Distance Engine
The Distance Engine defines how similarity between samples is computed in SmartKNN.
Unlike classical KNN, where distance is treated as a fixed mathematical formula, SmartKNN treats distance computation as a first-class system component with explicit guarantees around numerical stability, memory safety, and production behavior.
Role of the Distance Engine
The Distance Engine is responsible for a single task:
Given two samples, compute a meaningful, stable, and consistent measure of similarity.
It does not: - Retrieve neighbors - Select backends - Perform prediction aggregation - Learn feature weights
This strict separation ensures that distance behavior remains explicit, inspectable, and predictable.
Core Distance Definition
SmartKNN uses a numerically safe, weighted Euclidean distance kernel as its core similarity computation.
Feature contributions are scaled by learned importance weights, allowing distance behavior to adapt to the data while preserving a clear geometric interpretation.
A key property of this formulation is that near-zero feature weights effectively remove a dimension from distance computation, enabling soft feature selection without altering data representation.
Numerical Stability Guarantees
The Distance Engine is designed with production safety in mind and enforces several numerical guarantees:
-
Float32-only execution
Ensures consistent performance characteristics and predictable memory usage. -
NaN and Inf sanitization
Invalid values are handled explicitly to prevent undefined behavior during distance computation. -
Epsilon-floored weights
Feature weights are bounded away from zero to avoid numerical instability and degenerate distances.
These safeguards ensure that distance computation remains stable even in noisy or imperfect real-world datasets.
Memory Safety and Execution Constraints
Distance computation can be memory-intensive at scale.
Before allocating large intermediate buffers or distance matrices, SmartKNN estimates memory usage upfront and fails fast if limits are exceeded. This prevents out-of-memory conditions and avoids partial or undefined execution states.

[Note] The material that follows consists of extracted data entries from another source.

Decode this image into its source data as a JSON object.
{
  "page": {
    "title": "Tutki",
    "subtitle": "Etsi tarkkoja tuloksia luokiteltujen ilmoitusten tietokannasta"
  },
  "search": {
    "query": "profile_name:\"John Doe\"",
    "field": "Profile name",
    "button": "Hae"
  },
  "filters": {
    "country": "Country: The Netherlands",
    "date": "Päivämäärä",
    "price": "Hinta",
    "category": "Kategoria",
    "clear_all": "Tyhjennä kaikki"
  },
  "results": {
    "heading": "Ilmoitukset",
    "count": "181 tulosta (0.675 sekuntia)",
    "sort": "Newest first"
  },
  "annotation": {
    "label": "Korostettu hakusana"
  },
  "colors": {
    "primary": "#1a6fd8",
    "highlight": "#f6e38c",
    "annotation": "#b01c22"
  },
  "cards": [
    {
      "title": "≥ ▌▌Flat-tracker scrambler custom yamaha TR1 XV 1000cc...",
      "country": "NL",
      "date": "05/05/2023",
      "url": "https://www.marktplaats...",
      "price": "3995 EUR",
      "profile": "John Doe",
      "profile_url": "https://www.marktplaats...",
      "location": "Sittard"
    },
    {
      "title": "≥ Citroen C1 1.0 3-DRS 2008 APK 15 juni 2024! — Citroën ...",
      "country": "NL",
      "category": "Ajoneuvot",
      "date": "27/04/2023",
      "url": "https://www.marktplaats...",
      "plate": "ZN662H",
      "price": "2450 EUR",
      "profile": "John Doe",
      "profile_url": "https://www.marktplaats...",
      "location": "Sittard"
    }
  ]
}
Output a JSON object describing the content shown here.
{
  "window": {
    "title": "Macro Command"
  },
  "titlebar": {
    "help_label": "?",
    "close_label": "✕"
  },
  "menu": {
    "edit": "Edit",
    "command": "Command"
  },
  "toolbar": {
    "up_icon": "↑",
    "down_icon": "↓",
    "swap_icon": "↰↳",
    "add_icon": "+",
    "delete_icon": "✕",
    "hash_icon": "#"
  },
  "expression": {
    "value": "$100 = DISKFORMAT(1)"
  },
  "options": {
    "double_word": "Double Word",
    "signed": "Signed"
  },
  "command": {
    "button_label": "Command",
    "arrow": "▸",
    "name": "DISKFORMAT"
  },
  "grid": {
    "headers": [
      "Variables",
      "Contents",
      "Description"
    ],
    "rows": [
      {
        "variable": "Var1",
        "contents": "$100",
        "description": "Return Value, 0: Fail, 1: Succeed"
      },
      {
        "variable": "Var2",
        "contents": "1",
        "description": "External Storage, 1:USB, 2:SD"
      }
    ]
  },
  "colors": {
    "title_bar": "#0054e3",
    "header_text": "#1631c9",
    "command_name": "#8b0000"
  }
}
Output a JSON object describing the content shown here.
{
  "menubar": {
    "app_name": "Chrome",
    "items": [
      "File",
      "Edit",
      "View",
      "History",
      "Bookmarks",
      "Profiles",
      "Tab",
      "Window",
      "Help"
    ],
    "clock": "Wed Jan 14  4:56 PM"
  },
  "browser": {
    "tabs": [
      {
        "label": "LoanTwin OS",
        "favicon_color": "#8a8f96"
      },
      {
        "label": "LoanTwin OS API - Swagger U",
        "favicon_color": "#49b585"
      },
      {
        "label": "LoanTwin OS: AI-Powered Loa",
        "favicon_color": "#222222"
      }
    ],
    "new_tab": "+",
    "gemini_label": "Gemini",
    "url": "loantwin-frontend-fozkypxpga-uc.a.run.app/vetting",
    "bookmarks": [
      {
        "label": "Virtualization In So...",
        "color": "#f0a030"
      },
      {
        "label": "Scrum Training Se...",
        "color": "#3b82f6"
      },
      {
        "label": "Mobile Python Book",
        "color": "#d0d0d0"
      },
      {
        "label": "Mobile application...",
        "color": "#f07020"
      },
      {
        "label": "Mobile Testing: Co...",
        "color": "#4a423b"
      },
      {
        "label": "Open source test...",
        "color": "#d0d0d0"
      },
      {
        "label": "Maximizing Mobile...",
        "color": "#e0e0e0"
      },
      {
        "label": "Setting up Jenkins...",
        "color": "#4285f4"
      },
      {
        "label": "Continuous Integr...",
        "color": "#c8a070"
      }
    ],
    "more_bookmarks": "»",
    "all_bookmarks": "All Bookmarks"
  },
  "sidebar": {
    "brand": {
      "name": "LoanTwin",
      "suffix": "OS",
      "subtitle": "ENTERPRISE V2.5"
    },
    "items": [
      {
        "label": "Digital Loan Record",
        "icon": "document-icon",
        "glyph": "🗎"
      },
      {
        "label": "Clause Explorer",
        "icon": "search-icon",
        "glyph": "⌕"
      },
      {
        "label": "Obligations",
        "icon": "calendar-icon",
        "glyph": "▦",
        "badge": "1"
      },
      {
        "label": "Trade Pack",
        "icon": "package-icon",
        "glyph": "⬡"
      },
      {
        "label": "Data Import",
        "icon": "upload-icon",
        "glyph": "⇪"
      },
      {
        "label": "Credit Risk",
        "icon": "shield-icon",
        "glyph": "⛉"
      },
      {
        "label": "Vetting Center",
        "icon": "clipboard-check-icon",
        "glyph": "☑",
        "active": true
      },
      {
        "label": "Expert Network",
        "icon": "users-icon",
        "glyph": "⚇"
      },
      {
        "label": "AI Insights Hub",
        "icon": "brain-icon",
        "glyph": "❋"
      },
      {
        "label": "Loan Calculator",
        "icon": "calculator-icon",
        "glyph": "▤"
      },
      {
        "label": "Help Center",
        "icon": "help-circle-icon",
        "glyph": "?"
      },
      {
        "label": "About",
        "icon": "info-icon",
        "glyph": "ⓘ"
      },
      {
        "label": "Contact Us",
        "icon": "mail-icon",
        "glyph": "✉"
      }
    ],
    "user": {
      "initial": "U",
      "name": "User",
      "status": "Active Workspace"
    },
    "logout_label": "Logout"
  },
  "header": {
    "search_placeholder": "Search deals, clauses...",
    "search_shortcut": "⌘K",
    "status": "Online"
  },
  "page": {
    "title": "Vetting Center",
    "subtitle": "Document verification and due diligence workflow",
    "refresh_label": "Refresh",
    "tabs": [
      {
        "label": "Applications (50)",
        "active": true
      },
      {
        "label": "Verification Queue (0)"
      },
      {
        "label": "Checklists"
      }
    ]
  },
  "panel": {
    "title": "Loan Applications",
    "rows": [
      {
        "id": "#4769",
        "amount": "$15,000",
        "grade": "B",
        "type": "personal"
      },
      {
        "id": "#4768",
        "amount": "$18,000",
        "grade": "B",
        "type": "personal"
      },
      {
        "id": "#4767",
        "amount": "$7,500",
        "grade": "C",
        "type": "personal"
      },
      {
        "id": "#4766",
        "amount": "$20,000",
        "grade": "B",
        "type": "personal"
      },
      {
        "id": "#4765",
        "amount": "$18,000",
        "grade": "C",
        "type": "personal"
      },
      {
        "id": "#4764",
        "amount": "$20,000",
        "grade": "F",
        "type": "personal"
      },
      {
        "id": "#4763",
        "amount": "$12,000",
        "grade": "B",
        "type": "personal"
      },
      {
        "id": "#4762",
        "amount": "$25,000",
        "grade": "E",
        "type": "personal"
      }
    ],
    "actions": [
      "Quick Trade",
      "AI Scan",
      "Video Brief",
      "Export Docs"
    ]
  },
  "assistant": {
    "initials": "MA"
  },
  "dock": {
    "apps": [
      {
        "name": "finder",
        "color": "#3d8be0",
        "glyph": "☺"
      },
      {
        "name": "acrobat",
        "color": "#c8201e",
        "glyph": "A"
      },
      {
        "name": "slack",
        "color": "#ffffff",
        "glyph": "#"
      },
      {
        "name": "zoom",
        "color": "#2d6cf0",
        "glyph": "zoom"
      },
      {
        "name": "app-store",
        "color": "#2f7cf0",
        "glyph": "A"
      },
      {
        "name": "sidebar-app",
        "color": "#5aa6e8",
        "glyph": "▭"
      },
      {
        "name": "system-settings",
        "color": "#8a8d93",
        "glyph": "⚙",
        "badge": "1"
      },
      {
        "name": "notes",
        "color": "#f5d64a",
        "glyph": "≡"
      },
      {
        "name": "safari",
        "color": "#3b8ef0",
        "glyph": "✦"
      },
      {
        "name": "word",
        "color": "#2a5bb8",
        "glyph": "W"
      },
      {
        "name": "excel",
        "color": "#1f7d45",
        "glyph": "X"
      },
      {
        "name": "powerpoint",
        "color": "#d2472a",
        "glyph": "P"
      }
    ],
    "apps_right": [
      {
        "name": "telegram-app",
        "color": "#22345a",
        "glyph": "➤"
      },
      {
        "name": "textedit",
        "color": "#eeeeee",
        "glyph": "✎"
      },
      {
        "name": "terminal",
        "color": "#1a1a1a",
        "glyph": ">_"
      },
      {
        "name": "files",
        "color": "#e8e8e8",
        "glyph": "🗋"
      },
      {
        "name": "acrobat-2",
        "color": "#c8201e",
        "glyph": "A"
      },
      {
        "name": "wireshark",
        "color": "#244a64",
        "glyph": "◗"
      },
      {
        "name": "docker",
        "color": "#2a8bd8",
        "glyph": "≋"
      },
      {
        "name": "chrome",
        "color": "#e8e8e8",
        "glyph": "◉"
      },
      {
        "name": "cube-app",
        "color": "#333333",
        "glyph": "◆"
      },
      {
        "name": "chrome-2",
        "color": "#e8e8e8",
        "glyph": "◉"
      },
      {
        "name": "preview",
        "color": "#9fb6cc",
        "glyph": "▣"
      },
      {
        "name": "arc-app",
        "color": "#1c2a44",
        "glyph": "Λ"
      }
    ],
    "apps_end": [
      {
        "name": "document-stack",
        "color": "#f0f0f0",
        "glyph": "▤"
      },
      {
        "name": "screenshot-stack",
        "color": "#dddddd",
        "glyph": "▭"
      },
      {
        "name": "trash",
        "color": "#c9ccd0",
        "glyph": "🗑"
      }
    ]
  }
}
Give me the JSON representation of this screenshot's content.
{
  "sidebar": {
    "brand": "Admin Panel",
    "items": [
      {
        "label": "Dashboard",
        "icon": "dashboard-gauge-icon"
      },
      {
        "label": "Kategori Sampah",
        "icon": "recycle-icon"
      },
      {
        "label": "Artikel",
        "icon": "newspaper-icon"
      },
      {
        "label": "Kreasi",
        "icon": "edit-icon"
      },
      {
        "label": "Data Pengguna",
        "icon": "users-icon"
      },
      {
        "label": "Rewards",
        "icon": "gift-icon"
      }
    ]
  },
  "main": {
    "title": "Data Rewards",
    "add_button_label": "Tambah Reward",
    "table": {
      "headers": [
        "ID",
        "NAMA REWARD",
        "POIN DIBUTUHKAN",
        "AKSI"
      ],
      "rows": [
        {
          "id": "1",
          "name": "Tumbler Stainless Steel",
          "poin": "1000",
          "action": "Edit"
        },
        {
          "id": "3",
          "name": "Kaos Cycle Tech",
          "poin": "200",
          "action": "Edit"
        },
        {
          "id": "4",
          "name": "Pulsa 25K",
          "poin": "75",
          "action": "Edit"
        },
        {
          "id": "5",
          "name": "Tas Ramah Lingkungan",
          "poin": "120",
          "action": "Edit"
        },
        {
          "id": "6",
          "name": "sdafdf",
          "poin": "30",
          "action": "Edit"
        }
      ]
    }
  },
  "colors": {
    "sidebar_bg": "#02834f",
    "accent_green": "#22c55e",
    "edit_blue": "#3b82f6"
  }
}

Additional execution guarantees include: - Contiguous memory enforcement for efficient access patterns - Explicit control over allocation boundaries - Predictable memory footprint during inference
These constraints make distance computation safer to deploy in production services.
Parallel Execution Model
The Distance Engine is designed to leverage data-level parallelism where appropriate.
Distance computation is parallelized using a JIT-compiled execution model, enabling efficient utilization of available CPU cores while maintaining deterministic behavior.
Parallelism affects how fast distance is computed, not what distance means.
Consistency Across Backends
A core design requirement of the Distance Engine is semantic consistency.
Whether SmartKNN uses: - Brute-force retrieval - Approximate nearest-neighbor backends
The definition and behavior of distance remain unchanged.
Backend choice influences how candidates are retrieved, not how similarity is computed. This ensures that scaling decisions do not silently alter prediction semantics.
Relationship to Other Components
The Distance Engine interacts with other SmartKNN components in a strictly defined manner:
- Feature Weight Learning determines feature importance
- Feature Pruning Engine may suppress inactive dimensions
- Backend Strategy supplies candidate neighbors
- Prediction Logic consumes distance outputs
At inference time, the Distance Engine operates independently and does not modify or depend on other components.
Summary
The SmartKNN Distance Engine transforms distance computation from an implicit assumption into a numerically stable, memory-safe, and production-aware system component.
By enforcing explicit constraints and guarantees, SmartKNN ensures that similarity computation remains reliable, interpretable, and scalable across real-world deployment scenarios.